The Sultan of Brunei-owned properties are coming under fire

The Beverly Hills Hotel in the 1980s
flickr/Alan Light
Farley Elliott is the Senior Editor at Eater LA and the author of Los Angeles Street Food: A History From Tamaleros to Taco Trucks. He covers restaurants in every form, from breaking news to the culture, people, and history that surrounds LA's dining landscape.

Another ongoing boycott has hit the Hotel Bel-Air and Beverly Hills Hotel properties, two of Los Angeles’s most storied Westside hotel and restaurant destinations. At issue is the overarching Dorchester Collection company which owns both hotels, and is backed by the anti-gay government of the sultan of Brunei, east of Malaysia. Just this week, Sultan Hassanal Bolkiah extended new laws that (among other things) would allow LGBTQ people to be stoned to death in his country for practicing gay sex. Homosexuality has already been illegal in the country for years.

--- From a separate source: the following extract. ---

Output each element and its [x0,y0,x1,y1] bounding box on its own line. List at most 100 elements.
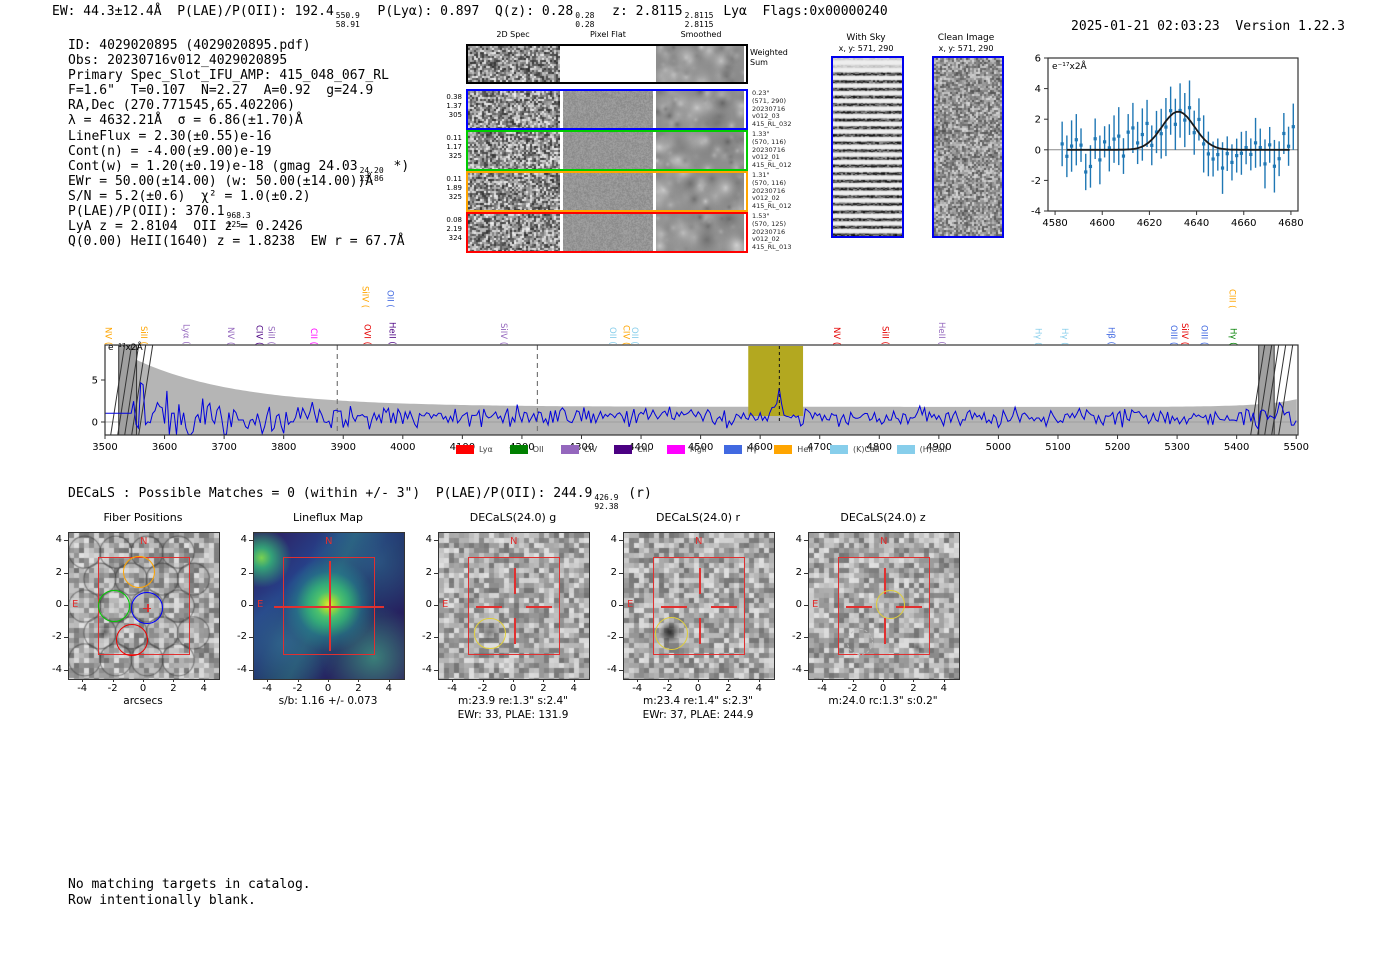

The call for consumers to spend their money elsewhere is coming from all sides this time, including actor George Clooney and Los Angeles city officials themselves, including Councilman Paul Koretz. Per the LA Times, Los Angeles Controller Ron Galperin is outraged at the thought of supporting the Sultan of Brunei through his properties:

“This is sickening and it’s unacceptable,” Galperin told reporters at the news conference. “When the gravity of this decree set in, it hit me hard, not just because I’m a member of the LGBT community. … What kind of world do we live in where a country wants to put someone to death, wants to stone them just for being gay?”

This is far from the first time the country of Brunei and its powerful and wealthy leader have come under scrutiny for its religious and political beliefs. Similar, and equally far-reaching, boycotts have previously hit Dorchester Collection properties in Los Angeles back in 2014, and again in 2016, as the Brunei government has continued to push its anti-LGBTQ agenda.

Reached for comment, reps for the Dorchester Collection sent along the same statement that is currently on their website, including the following:

Inclusion, diversity and equality are the foundation of Dorchester Collection. We do not tolerate any form of discrimination, we never have and we never will. We understand people’s anger and frustration but this is a political and religious issue that we don’t believe should be played out in our hotels and amongst our 3,630 employees. We’re deeply saddened by what’s happening right now and the impact it is having on our employees, guests, partners and suppliers in particular. Our values are far removed from the politics of ownership.

As for what an ongoing boycott may look like, that remains to be seen. Some have implored the Sultan to sell his hotel properties, to no avail. As the New York Times puts it:

But it is unclear what impact the boycott will have. Although the earlier protests resulted in a flood of cancellations, they did not move the Sultan to sell. In time, the issue faded and celebrities and their entourages returned.